- Born: 1972 or 1973
- Died: 21 June 2025 (aged 52) Lyon, France
- Occupations: Journalist, singer

= Raïssa Gbédji =

Beninese journalist and singer (1972/1973–2025)

Raïssa Gbédji (1972 or 1973 – 21 June 2025) was a Beninese journalist and singer.

==Life and career==
Born in 1972 or 1973, Gbédji studied secretarial studies and communications. She first worked as a news presenter for Golfe FM before serving as editor-in-chief at Océan FM. She was then spotted by Radio France Internationale and became its chief Benin correspondent. In 2010, she was questioned by the Haute Autorité de l’audiovisuel et de la communication after she reported that the National Assembly was threatening to impeach President Thomas Boni Yayi in connection with an illegal financial affair.

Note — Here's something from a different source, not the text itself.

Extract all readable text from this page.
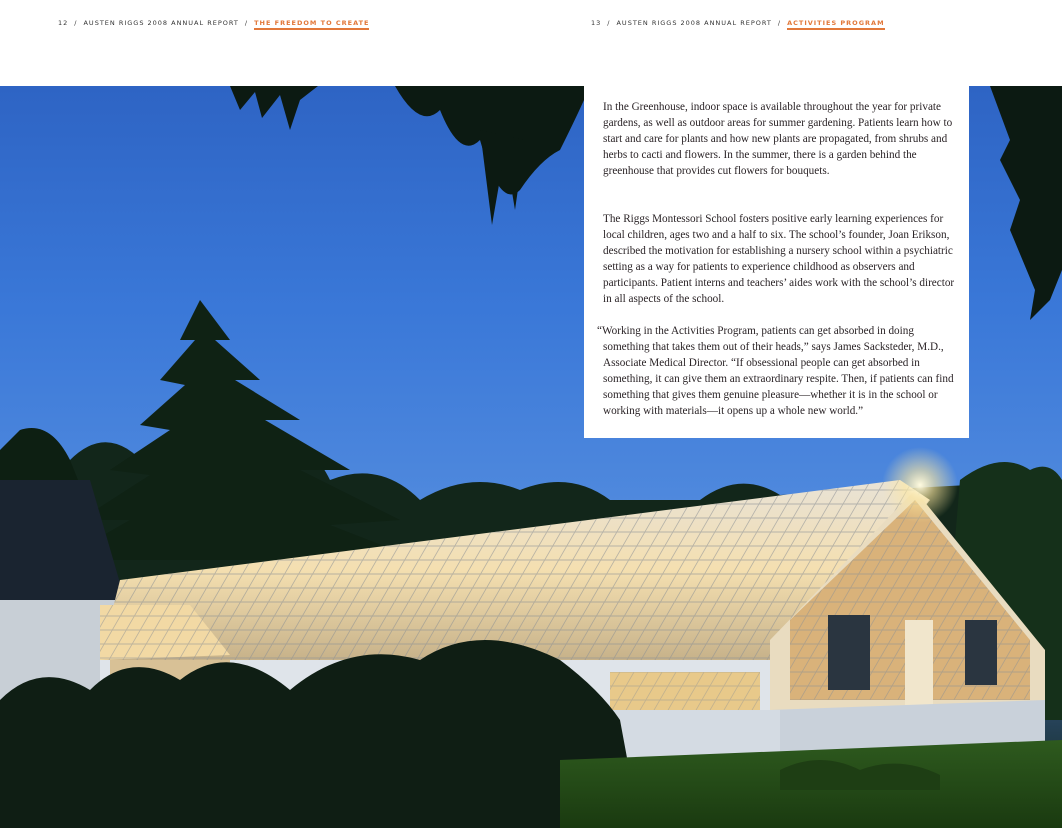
12 / AUSTEN RIGGS 2008 ANNUAL REPORT / THE FREEDOM TO CREATE	13 / AUSTEN RIGGS 2008 ANNUAL REPORT / ACTIVITIES PROGRAM

In the Greenhouse, indoor space is available throughout the year for private gardens, as well as outdoor areas for summer gardening. Patients learn how to start and care for plants and how new plants are propagated, from shrubs and herbs to cacti and flowers. In the summer, there is a garden behind the greenhouse that provides cut flowers for bouquets.

The Riggs Montessori School fosters positive early learning experiences for local children, ages two and a half to six. The school’s founder, Joan Erikson, described the motivation for establishing a nursery school within a psychiatric setting as a way for patients to experience childhood as observers and participants. Patient interns and teachers’ aides work with the school’s director in all aspects of the school.

“Working in the Activities Program, patients can get absorbed in doing something that takes them out of their heads,” says James Sacksteder, M.D., Associate Medical Director. “If obsessional people can get absorbed in something, it can give them an extraordinary respite. Then, if patients can find something that gives them genuine pleasure—whether it is in the school or working with materials—it opens up a whole new world.”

Outside of her journalistic pursuits, Gbédji was a women's rights activist and singer, fusing jazz with traditional Beninese music. In 2018, she released an EP titled N’djah and gave a concert at the Bénin Royal Hôtel in Cotonou on 11 May of that year. The EP primarily focused on the sharing and promotion of traditional Beninese values.

== Death ==
Raïssa Gbédji died in Lyon on 21 June 2025, at the age of 52.